A mio figlio

Nella stanza angusta e semibuia, sul pavimento sotto la  finestra, giace mio padre, vestito di bianco e insolitamente lungo; le dita dei suoi piedi nudi sono stranamente divaricate, sono contratte  anche  le  dita  delle sue mani carezzevoli, tranquillamente adagiate sul petto; i suoi occhi allegri sono chiusi dai circolini neri di due monete di rame, il viso buono è  scuro e mi spaventa col suo sinistro digrignare di denti. 
Mia madre, semisvestita,  con  una  gonna  rossa,  è  inginocchiata  e ravvia i lunghi, morbidi capelli di mio padre, dalla fronte alla nuca, con il pettine nero con cui a me piace segare le scorze delle  angurie;  mia madre parla incessantemente con voce profonda, rauca, i  suoi  occhi  grigi sono gonfi e sembrano sciogliersi, versando a grosse gocce le lacrime.
Mi tiene per mano la nonna - tonda,  con  la  testa  grossa, occhi enormi e un buffo naso spugnoso; è tutta nera, morbida e straordinariamente interessante; anche lei piange, come  se  facesse  dolcemente  coro  a  mia madre, trema tutta e mi strattona, spingendomi verso  mio  padre;  io  oppongo resistenza, mi nascondo dietro di lei; ho paura e mi sento a disagio.
Non ho mai visto piangere i  grandi, prima d'ora, e  non  capisco  le parole che ripete la nonna:
«Di' addio al  papà,  non  lo  vedrai  mai  più, tesoro, è  morto anzitempo, prima della sua ora...»
Sono stato gravemente malato, mi sono  appena  rimesso  in  piedi; durante la malattia (lo  ricordo  bene) mio  padre si prendeva allegramente cura di me, poi a un tratto è scomparso, e l'ha sostituito la nonna, una persona strana.

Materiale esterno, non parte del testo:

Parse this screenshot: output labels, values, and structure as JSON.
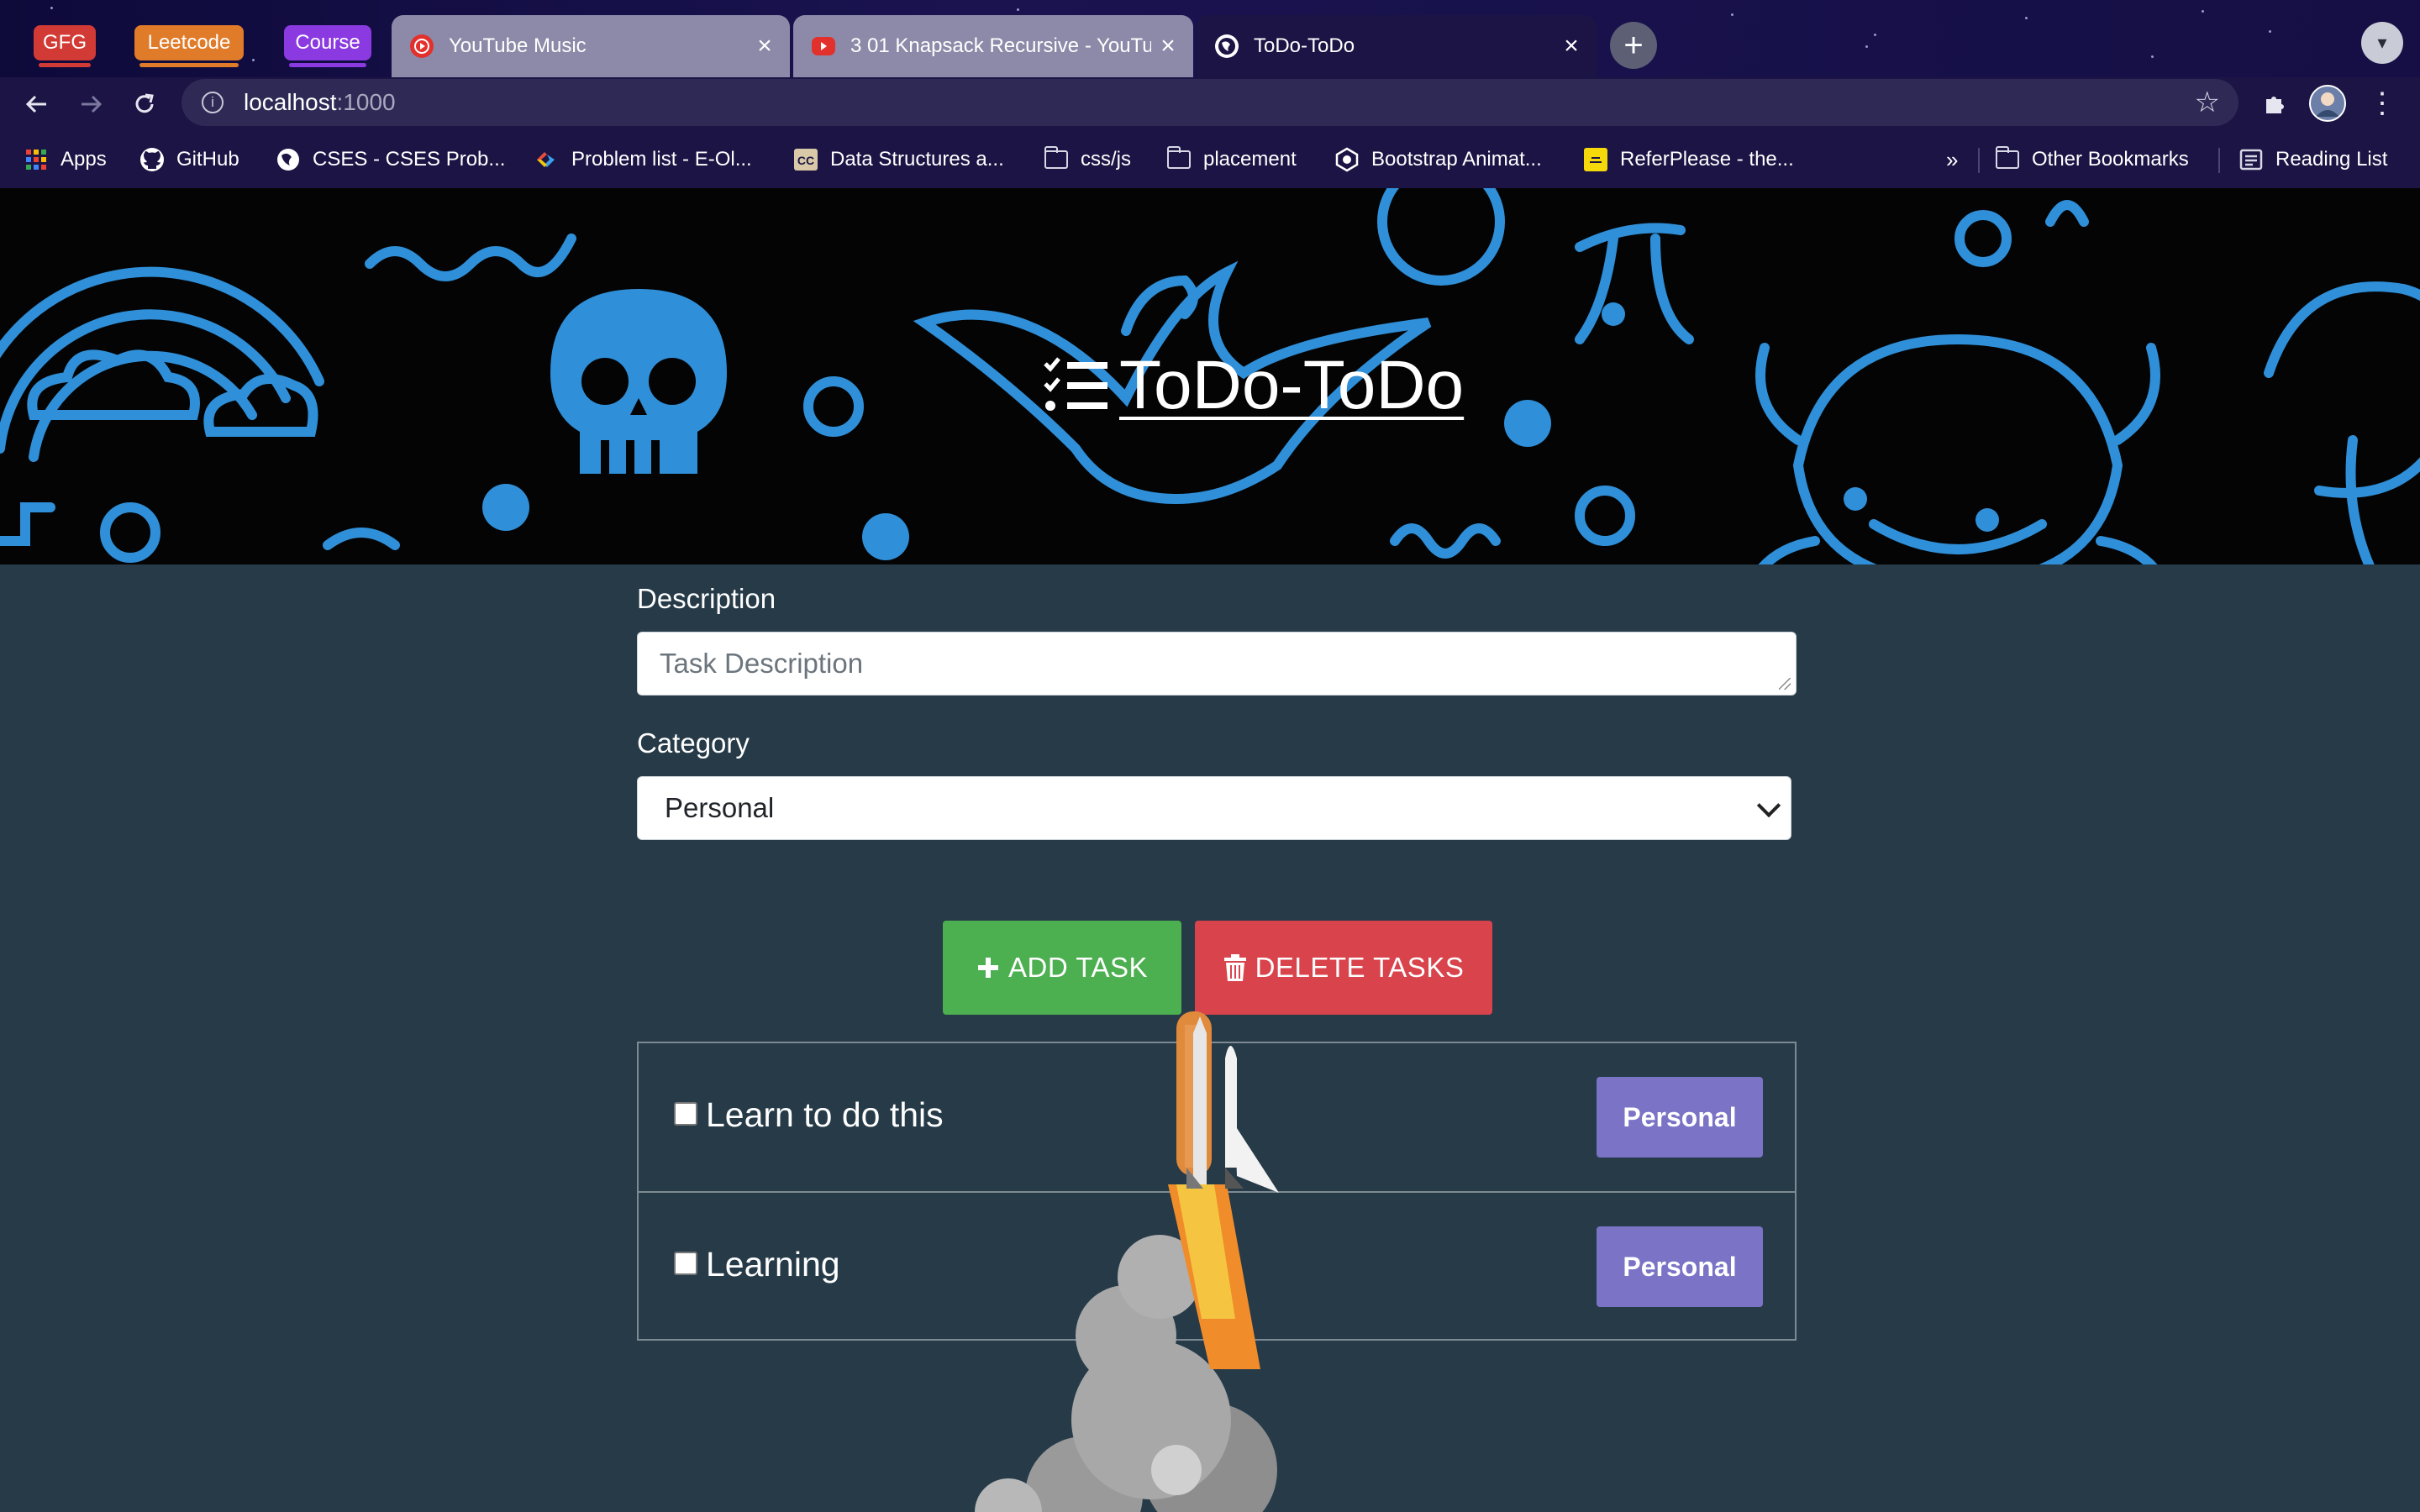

«Da dove sei venuta?» le ho chiesto.
Lei ha risposto:
«Sono scesa da Nižnij, brigante, e non a piedi, ma viaggiando sull'acqua!»
Era buffo e incomprensibile: di sopra, nella nostra casa, abitavano  dei persiani barbuti con i  capelli  tinti,  e  nello  scantinato  un  vecchio calmucco giallo vendeva pelli di pecora.  Si  poteva  scendere  dalle  scale scivolando lungo il corrimano, oppure, cadendo, si poteva ruzzolare  giù  - questo lo sapevo bene.  Ma che c'entrava l'acqua?  Era  tutto sbagliato e divertente.
«E perché mi chiami brigante?»
«Perché sei petulante», ha detto lei, pure ridendo.
Parla in modo affettuoso, allegro e armonioso.  Fin   dal   primo giorno siamo diventati amici, e ora vorrei che  uscisse al più presto con me da questa stanza.